Department of Neuroanaesthesia and Neurocritical Care, National Institute of Mental Health and Neurosciences (NIMHANS), Bengaluru, Karnataka, India.
Department of Anaesthesia and Critical care, St John's Medical Collage Hospital, Bengaluru, Karnataka, India.
J Clin Monit Comput. 2024 Apr;38(2):399-405. doi: 10.1007/s10877-023-01063-9. Epub 2023 Aug 3.
Infection in the neurocritical care unit ( NCCU) can cause significant mortality and morbidity. Autonomic nervous system plays an important role in defense against infection. Autonomic dysfunction causing inflammatory dysregulation can potentiate infection. We aimed to study the relationship between autonomic dysfunction and occurrence of infection in neurologically ill patients.
Fifty one patients who were on mechanical ventilation were prospectively enrolled in this study. Autonomic dysfunction was measured for three consecutive days on admission to NCCU using Ansiscope. Patients were followed up for seven days to see the occurrence of infection. Infection was defined as per centre of disease control definition.

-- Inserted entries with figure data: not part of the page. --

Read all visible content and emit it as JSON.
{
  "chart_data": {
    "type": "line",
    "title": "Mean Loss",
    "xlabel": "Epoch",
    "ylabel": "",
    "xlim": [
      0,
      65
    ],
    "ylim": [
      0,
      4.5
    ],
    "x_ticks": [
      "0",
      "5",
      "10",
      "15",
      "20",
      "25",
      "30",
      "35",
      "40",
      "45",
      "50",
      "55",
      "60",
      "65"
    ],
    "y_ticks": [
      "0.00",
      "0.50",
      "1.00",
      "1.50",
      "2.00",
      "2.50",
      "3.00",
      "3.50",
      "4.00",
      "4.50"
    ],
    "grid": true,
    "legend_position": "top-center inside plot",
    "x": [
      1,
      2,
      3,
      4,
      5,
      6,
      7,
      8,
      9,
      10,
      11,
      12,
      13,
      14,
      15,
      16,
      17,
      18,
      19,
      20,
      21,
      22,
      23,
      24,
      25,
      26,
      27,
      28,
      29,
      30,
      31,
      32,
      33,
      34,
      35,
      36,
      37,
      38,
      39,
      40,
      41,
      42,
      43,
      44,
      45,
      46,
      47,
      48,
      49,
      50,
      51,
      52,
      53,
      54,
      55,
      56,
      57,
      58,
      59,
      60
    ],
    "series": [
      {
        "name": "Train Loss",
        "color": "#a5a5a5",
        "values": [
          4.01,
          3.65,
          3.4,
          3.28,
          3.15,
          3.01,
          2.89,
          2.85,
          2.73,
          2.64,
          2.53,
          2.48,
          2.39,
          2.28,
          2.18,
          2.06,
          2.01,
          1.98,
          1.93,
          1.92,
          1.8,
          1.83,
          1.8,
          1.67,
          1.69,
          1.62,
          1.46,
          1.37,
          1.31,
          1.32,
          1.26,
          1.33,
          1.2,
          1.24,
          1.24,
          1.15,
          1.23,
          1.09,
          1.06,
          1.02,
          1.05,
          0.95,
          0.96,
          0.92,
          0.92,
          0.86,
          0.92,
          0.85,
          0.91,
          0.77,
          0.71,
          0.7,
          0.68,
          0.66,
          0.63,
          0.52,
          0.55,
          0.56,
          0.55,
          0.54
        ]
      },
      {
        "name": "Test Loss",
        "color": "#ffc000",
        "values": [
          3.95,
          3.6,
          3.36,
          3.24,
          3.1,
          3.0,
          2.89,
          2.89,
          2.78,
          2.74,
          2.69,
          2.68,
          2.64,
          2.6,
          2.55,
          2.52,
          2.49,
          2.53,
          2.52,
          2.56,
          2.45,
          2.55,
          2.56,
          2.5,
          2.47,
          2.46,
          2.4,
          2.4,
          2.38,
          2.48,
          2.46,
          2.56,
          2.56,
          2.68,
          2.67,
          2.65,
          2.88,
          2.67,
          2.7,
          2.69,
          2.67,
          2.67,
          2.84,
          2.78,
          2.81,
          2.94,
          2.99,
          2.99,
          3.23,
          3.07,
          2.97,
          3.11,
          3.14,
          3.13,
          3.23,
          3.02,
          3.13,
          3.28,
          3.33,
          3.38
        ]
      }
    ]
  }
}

A total of 386 patients were screened for eligibility. 68 patients satisfied the eligibility criteria and 51 patients were finally included in the study. The incidence of infection was 74.5%. The commonest infection was pulmonary infection (38.8%) followed by urinary tract infection (33.3%), blood stream infection(14.8%), central nervous system infection (11.1%) and wound site infection (3.7%). The degree of autonomic dysfunction (AD) percentage was more in infection group (37.7% (25.2-49.7)) compared to non infection group (23.5% (18-33.5)) and maximal on day 3 (P = 0.02). Patients with increasing trend of AD% from day 1 to day 3 had the highest infection rates. The length of NCCU stay (20(10-23) days and mortality (42.1%) was higher in infection group (p < 0.001).
AD assessment can be used as a tool to predict development of infection in NCCU. This can help triage and institute early investigation and treatment.
神经重症监护病房(NCCU)的感染可导致显著的死亡率和发病率。自主神经系统在抗感染中起着重要作用。自主神经功能障碍导致的炎症失调会增强感染。我们旨在研究自主神经功能障碍与神经疾病患者感染发生之间的关系。
本研究前瞻性纳入了 51 名接受机械通气的患者。使用 Ansiscope 在 NCCU 入院后连续 3 天测量自主神经功能障碍。对患者进行为期 7 天的随访,观察感染的发生情况。感染的定义根据疾病控制中心的定义。
共筛选了 386 名符合条件的患者。68 名患者符合入选标准,最终 51 名患者纳入研究。感染发生率为 74.5%。最常见的感染是肺部感染(38.8%),其次是尿路感染(33.3%)、血流感染(14.8%)、中枢神经系统感染(11.1%)和伤口部位感染(3.7%)。感染组的自主神经功能障碍(AD)程度百分比更高(37.7%(25.2-49.7)),而非感染组为 23.5%(18-33.5%),且第 3 天最大(P=0.02)。AD%从第 1 天到第 3 天呈上升趋势的患者感染率最高。感染组的 NCCU 住院时间(20(10-23)天)和死亡率(42.1%)较高(p<0.001)。
AD 评估可作为预测 NCCU 感染发生的工具。这有助于分诊,并尽早进行调查和治疗。